It turned out to be quite simple to install Hadoop on Windows 8.1
I have been using Hadoop Virtual Machine images from Cloudera, Hortonworks or MapR when I wanted to work with Hadoop on my laptop. However these VMs are big files and take up precious hard drive space. So I thought I would be nice to install Hadoop on my Windows’s 8.1 laptop.
After some searches I found excellent instructions on installing Hadoop on Windows 8.1 on Mariusz Przydatek’s blog.
Note that these instructions are not for complete beginners. There are lots of assumptions that the reader understands basic Windows environment configuration, Java SDK, Java applications, and building binaries from source files. So beginners will also want to look at more detailed step by step instructions as well and use Mariusz’s instructions as a guide to make sure they are doing things correctly.
The most important thing to note is that you do not need Cygwin to install Hadoop on Windows. Other tutorials and how-to blog posts that insist Cygwin is required.
Also because you need to build Hadoop on your computer you need to have MS Visual Studio so you can use trial version as you don’t need it after you build Hadoop binaries. Other tutorials and how-to blog posts have some variation on what version of MS Visual Studio you need but this blog makes it clear.

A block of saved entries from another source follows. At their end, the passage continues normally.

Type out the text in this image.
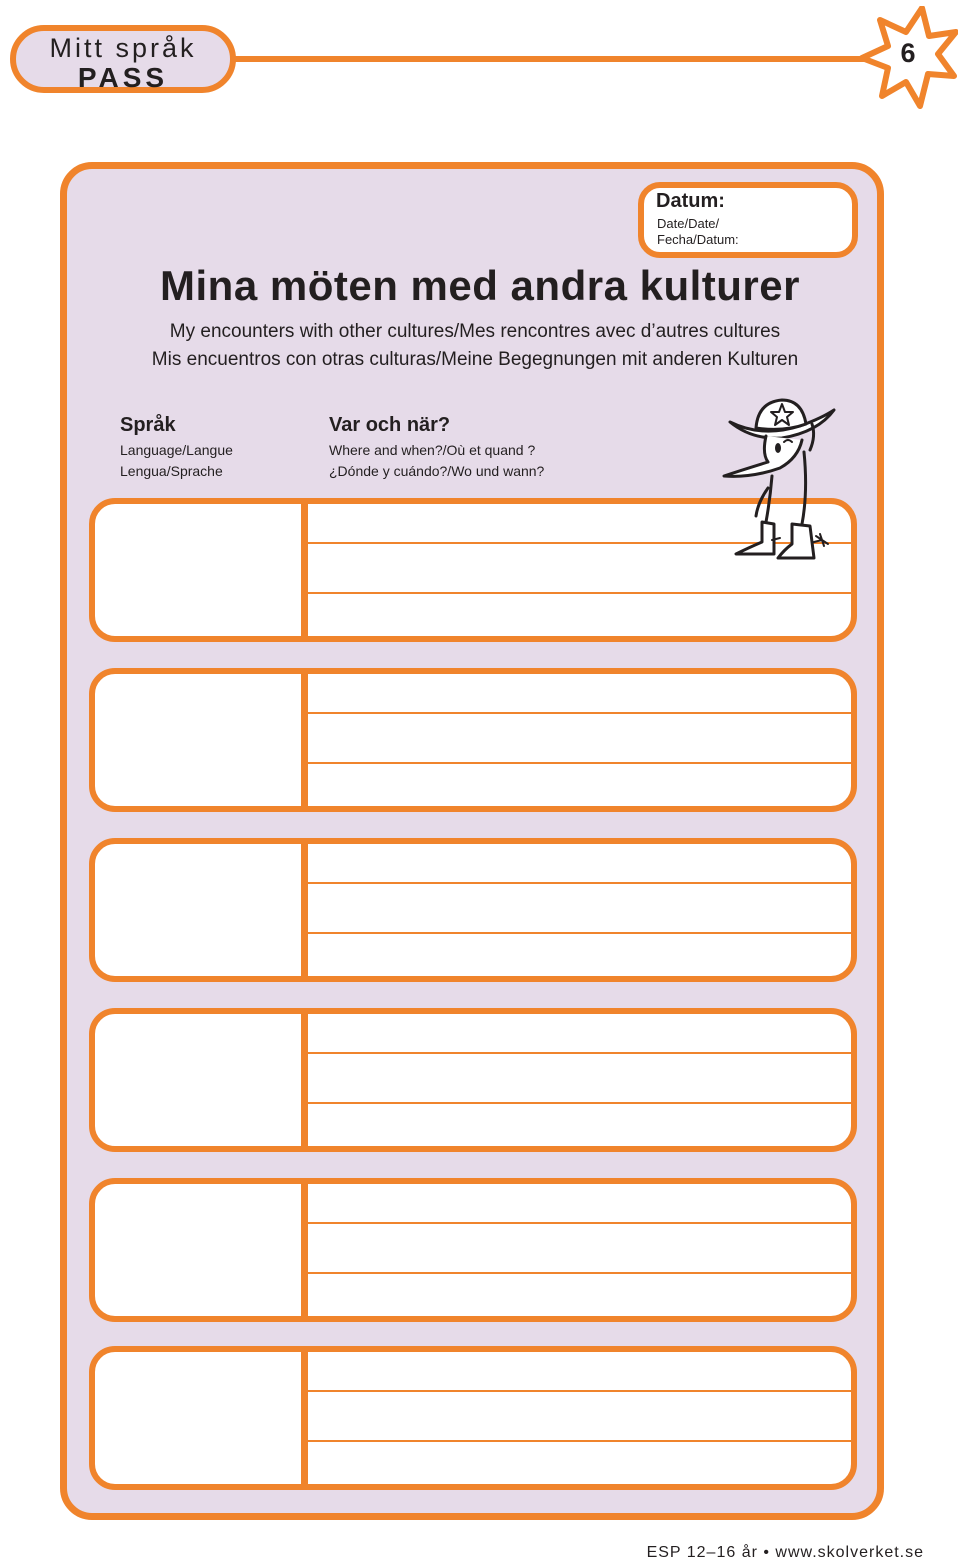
Mitt språk
PASS
6
Datum:
Date/Date/
Fecha/Datum:
Mina möten med andra kulturer
My encounters with other cultures/Mes rencontres avec d’autres cultures
Mis encuentros con otras culturas/Meine Begegnungen mit anderen Kulturen
Språk
Language/Langue
Lengua/Sprache
Var och när?
Where and when?/Où et quand ?
¿Dónde y cuándo?/Wo und wann?
ESP 12–16 år • www.skolverket.se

At high level, the Hadoop installation follows these steps:
- Download and extract Hadoop source files
- Download and install packages and helper software
- Make sure System Environment Path and Variables are correct
- Make sure configuration files and package paths are ok
- Execute command that uses packages and helper software to build Hadoop binaries
- Copy newly created Hadoop binaries into new Hadoop production folder
- Execute command to run the new Hadoop binaries
- Hadoop is running and ready to be used
Its pretty obvious but worth stating again that this tutorial installs only a single node Hadoop cluster which is useful for learning and development. I quickly found out that I had to increase memory limits so it could successfully run medium sized jobs.
After Hadoop is successfully installed, you can then install Hive, Spark, and other big data ecosystem tools that work with Hadoop.